Method #3: Snail Trap

Some species, such as the Malaysian trumpet snails, are nocturnal. They prefer to burrow under the substrate and it can be difficult to get them out of the tank. In those cases, attract the snails by using some delicious vegetables as bait. Place a piece of cucumber or zucchini, carrot, or lettuce in the aquarium overnight. The snails will then be able to eat the vegetable the next day. Some hobbyists prefer to use a DIY snail trap to keep the snails from escaping.

Malaysian thunder snails (also called MTS) are extremely resilient and can survive for several months in dry, used gravel.

How can you humanely kill snails after they are caught? Give your extra snails away to snail-eating fish, give them to hobbyists with snail eaters, or crush them.

Method #4: Snail Eaters

Pest snails are actually in high demand if you own a snail-eating fish because they provide a lot of essential nutrients and enrichment for the animal to display its natural hunting behavior. All freshwater pufferfish, including the tiny Mbu puffer and the large Mbu puffer, enjoy eating snails. The crunchy shells of snails can be used to grind down puffer’s teeth and prevent them becoming too long. Many loaches, such as clown, dwarf, yoyo, and zebra, can use their pointed noses to get into snail shells and take out the insides.
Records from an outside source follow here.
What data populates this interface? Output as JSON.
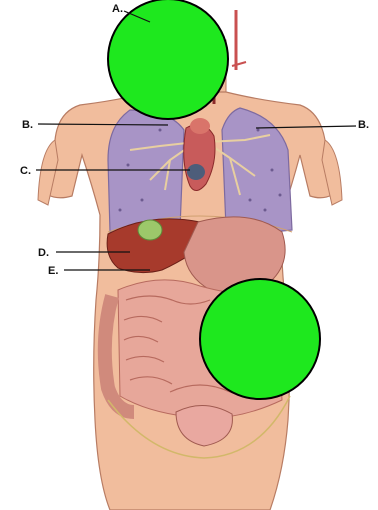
{
  "labels": {
    "a": "A.",
    "b_left": "B.",
    "b_right": "B.",
    "c": "C.",
    "d": "D.",
    "e": "E."
  },
  "colors": {
    "skin": "#f1bd9d",
    "skin_outline": "#b87c63",
    "lung": "#a894c6",
    "lung_dark": "#7d6aa0",
    "liver": "#a73a2c",
    "stomach": "#d9958a",
    "intestine": "#e7a79a",
    "intestine_line": "#b76a5e",
    "heart": "#c85b5b",
    "gallbladder": "#9cc86a",
    "mask": "#1ee81e",
    "text": "#111111"
  }
}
Some larger animals, such as turtles and oscars, also love mollusks. Don’t forget to keep some for them. Some aquarists also employ the services the assassin snail, a carnivorous snail measuring 1 inch (2.5 cm) that eats other snails.

Assassin Snails (Anentome. helena), ambush other snails and eat them, even if they are larger.

Method #5: Quarantine

You can ban pet snails from your house by following the advice of “An ounce prevention is better than cure.” To get rid of any unidentified hitchhikers, some people wash their plants with running water. Then place the plant in a quarantine tank with light and fertilizers, and continuously remove any snails that appear. Snail eggs can take 1-4 weeks to hatch, depending on the species and water temperature, so this process requires some patience.

Although this quarantine plan may not be bulletproof, it is better to take a steady and slow approach than resorting to chemical treatments such as bleach or aquarium salt. It can be hard to find the exact dose that kills snails and eggs while not causing damage to sensitive plants like cryptocoryne or vallisneria.

Bladder, ramshorn and ramshorn snails conceive multiple babies from their egg sacs. Malaysian trumpet snails are able to give birth to young children.